The auditor for security software firm McAfee may be thinking of buying some security software itself, after one of its employees left an unencrypted CD containing sensitive information on thousands of McAfee employees in the back of an airline seat last December.
Deloitte & Touche's backup CD contained names, Social Security numbers, and information on stock holdings held by over 9000 of McAfee's current and former employees, McAfee spokesperson Siobhan MacDermott confirmed today.
The information concerned McAfee's U.S. and Canadian employees hired prior to 2005--about 6000 former employees and 3290 current staffers--MacDermott said. The CD was left on the airplane on December 15, she said.
A Wait to Inform
McAfee was informed of the incident on January 11, nearly a month after the disk was lost. After a Deloitte investigation determined who had been affected, McAfee began notifying employees of the situation via postal mail. The last of these notification letters was sent out last week, MacDermott said.

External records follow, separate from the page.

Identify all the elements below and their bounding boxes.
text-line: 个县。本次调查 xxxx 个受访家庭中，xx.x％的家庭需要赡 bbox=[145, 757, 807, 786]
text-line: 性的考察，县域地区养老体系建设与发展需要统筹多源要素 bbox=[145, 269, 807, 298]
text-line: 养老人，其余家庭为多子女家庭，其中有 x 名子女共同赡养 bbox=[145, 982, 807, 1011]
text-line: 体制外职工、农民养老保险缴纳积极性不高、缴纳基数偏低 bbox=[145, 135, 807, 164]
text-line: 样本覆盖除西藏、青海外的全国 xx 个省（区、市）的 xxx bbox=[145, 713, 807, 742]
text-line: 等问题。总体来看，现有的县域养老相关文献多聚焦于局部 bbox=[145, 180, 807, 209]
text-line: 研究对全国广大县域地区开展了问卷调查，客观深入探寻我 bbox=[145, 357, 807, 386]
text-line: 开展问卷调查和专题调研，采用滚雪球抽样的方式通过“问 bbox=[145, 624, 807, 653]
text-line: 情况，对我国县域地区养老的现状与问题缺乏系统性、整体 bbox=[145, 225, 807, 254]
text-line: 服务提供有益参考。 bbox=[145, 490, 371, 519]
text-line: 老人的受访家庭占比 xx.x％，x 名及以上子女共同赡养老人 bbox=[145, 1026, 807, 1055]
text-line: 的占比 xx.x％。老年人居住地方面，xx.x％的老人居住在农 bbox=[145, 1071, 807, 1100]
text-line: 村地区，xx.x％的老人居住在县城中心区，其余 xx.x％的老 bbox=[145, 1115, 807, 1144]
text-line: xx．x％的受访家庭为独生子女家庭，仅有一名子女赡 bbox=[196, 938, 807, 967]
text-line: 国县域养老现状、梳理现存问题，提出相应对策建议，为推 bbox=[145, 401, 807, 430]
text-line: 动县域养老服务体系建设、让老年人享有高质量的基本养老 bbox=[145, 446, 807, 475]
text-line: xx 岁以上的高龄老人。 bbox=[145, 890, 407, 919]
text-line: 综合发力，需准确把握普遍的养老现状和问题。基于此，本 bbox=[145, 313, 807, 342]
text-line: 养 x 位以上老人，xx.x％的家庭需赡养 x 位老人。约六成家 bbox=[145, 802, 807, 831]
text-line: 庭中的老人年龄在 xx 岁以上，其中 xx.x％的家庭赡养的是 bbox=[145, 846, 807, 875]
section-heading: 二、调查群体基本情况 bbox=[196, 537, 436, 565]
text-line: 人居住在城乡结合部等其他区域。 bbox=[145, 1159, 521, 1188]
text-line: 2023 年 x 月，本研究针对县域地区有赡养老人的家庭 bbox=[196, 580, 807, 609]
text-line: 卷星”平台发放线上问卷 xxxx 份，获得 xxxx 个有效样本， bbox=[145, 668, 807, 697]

All of those who were affected by the data loss are being given two years' worth of free credit reports, provided by the Experian Information Solutions credit bureau, she said.
"We have no reason to believe that there's been or that there will be any unauthorized access to the information," MacDermott said.
McAfee is now in the process of changing its corporate policies to ensure that this type of data loss does not occur in the future, MacDermott said. "We're certainly reviewing how third parties work with our data," she said. "We're working to make sure that we don't have Social Security information on these types of files moving forward."
Deloitte spokesperson Jeffrey Zack confirmed that a "Deloitte & Touche employee left an unlabeled backup CD in an airline seat pocket, and the lost disk may contain certain personal information on current and former employees." He would not comment on why the CD was not encrypted.
Designed to protect data while "in transit and storage," McAfee's own product, E-Business Client, lets users encrypt files "with no technical training or experience," according to the company's Web site.